“Ma che politica che cultura”
Scritto da: amministratore in CulturaTags: Cultura, Eventi, unità d'Italia
Quando trovo un giornalista che, con parole che io non saprei trovare, dice cose che condivido in pieno, le rubo e faccio mie su questo Blog, che vuole anche essere di informazione varia e generale, oltre che locale. Questo perchè ritengo che, correggetemi se sbaglio, spesso la politica locale può essere migliorata da esperienze di altri in Italia o all’estero, o da pareri di esperti italiani e non; e spesso i problemi locali sono un riflesso di quelli nazionali o perfino internazionali. Quindi oggi vi propongo queste righe che, finalmente, cercano di riportare la cultura vera al centro dell’attenzione di tutti noi. Ricordiamoci che senza la cultura noi saremmo schiavi prima di tutto di noi stessi.
Di Cotroneo. Da l’Unità dell’11 agosto 2009.
Seguivo il dibattito che ha aperto ieri Ernesto Galli della Loggia sul “Corriere della Sera”. L’atto d’accusa è sulle celebrazioni dei 150 anni dall’unità d’Italia e sulle iniziative culturali povere, sgangherate e prive di un nesso. Galli della Loggia lamenta l’assenza, oggi, di un rapporto stretto, ma autentico, tra cultura e politica, come era invece nella prima Repubblica, quando i partiti avevano i loro centri studi, le loro riviste, e gli intellettuali facevano un lavoro prezioso. Oggi invece è il deserto, e questo è molto preoccupante.
Gli hanno risposto in molti. Anche il ministro dei Beni Culturali Sandro Bondi, con lamentazioni di vario genere. Gli intellettuali italiani non sarebbero propositivi, non riescono a uscire da uno schema che è o di asservimento completo al potere e alla politica, o di critica radicale e distruttiva. In realtà il problema è più complesso. E sta proprio nell’idea che nel tempo si è formata in tutti del lavoro culturale e intellettuale. L’idea è che fare cultura vuol dire innanzi tutto dibattere, pensare, e soprattutto sponsorizzare.
Da anni comuni, province, regioni e istituzioni locali di vario genere spendono fiumi di denaro per sciocchezze: mostre impresentabili, spettacoli teatrali che non interessano nessuno, film che vanno a vedere in venti persone, premi letterari, artistici e culturali che servono solo a raccogliere gente stanca che aspetta soltanto l’ora del buffet. Da decenni si finanziano riviste culturali dilettantesche, con la scusa di promuovere e aiutare la cultura. Hanno fatto più danni gli assessori alla cultura dell’intero paese che gli Unni di Attila. Ma nessuno lo vuole capire, anzi, si persevera.

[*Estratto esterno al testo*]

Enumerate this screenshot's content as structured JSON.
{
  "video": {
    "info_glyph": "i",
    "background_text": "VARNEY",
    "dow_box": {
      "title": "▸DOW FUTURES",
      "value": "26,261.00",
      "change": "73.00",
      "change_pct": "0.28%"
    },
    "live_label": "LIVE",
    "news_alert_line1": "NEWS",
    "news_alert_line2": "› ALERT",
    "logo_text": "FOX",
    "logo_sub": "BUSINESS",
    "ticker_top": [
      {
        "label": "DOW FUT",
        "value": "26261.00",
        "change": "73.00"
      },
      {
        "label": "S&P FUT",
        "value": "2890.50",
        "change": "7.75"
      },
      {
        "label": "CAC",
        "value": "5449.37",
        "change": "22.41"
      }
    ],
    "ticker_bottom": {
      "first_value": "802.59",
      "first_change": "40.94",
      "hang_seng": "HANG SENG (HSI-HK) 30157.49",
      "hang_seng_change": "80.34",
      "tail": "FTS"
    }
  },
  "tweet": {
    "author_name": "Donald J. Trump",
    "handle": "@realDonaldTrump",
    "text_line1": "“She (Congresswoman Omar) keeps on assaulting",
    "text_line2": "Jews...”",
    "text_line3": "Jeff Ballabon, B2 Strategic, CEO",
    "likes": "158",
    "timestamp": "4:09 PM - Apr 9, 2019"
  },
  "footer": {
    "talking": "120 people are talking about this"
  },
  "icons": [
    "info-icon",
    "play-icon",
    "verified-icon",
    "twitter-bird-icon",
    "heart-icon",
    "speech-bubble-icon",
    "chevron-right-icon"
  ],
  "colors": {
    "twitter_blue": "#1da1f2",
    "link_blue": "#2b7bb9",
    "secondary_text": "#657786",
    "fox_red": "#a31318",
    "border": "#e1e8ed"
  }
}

Poi a un certo punto si leva il grido di dolore sugli intellettuali che non hanno più un ruolo, che non vengono più considerati, che non hanno più un peso. Per forza, il mondo culturale italiano, da anni, è rappresentato per la maggior parte dei casi da narcisi provinciali da romanzetto premiato dalle pro-loco.
Cosa fare? Dibattere sul federalismo? Creare dei think tank capaci di generare futuro, idee, e ipotesi convincenti? O invece sarebbe il caso di mettersi a lavorare. Il caso di destinare i pochi soldi per la cultura non in iniziative da spiaggia, o in improbabili festival del cinema da paese, ma salvaguardando il patrimonio culturale italiano, investendo nelle infrastrutture che portano la cultura nelle case degli italiani, aiutare quelli che vogliono investire nella cultura veramente, progettare biblioteche nei centri piccoli, convincere le aziende, le banche a dare borse di studio agli studenti meno abbienti che hanno voglia di fare studi seri proprio nei mestieri più a rischio, quelli più difficili da fare, ovvero i mestieri culturali.
E invece gli sponsor li trovi solo dove c’è un ritorno futile e vanesio, e soprattutto quella parte fondamentale della produzione culturale che è l’università langue e decade senza possibilità di scampo. Poi perché stupirsi di quello che accade per i 150 anni dell’unità d’Italia. Basta girare per l’Italia per capire quanto la cultura non sia diventata altro che un trionfo di convegni in luoghi turistici, premi di qualsiasi tipo che succhiano soldi, eventi che lasciano il tempo che trovano, festival paesani, o contributi a riviste e iniziative editoriali che non lasceranno un segno da nessuna parte. Ma per invertire la tendenza bisogna cominciare a pensare, ad avere dei progetti. E nessuno è interessato a progettare cose durevoli, e investire realmente nel futuro. Non porta visibilità, non porta voti, e soprattutto non gliene importa niente a nessuno.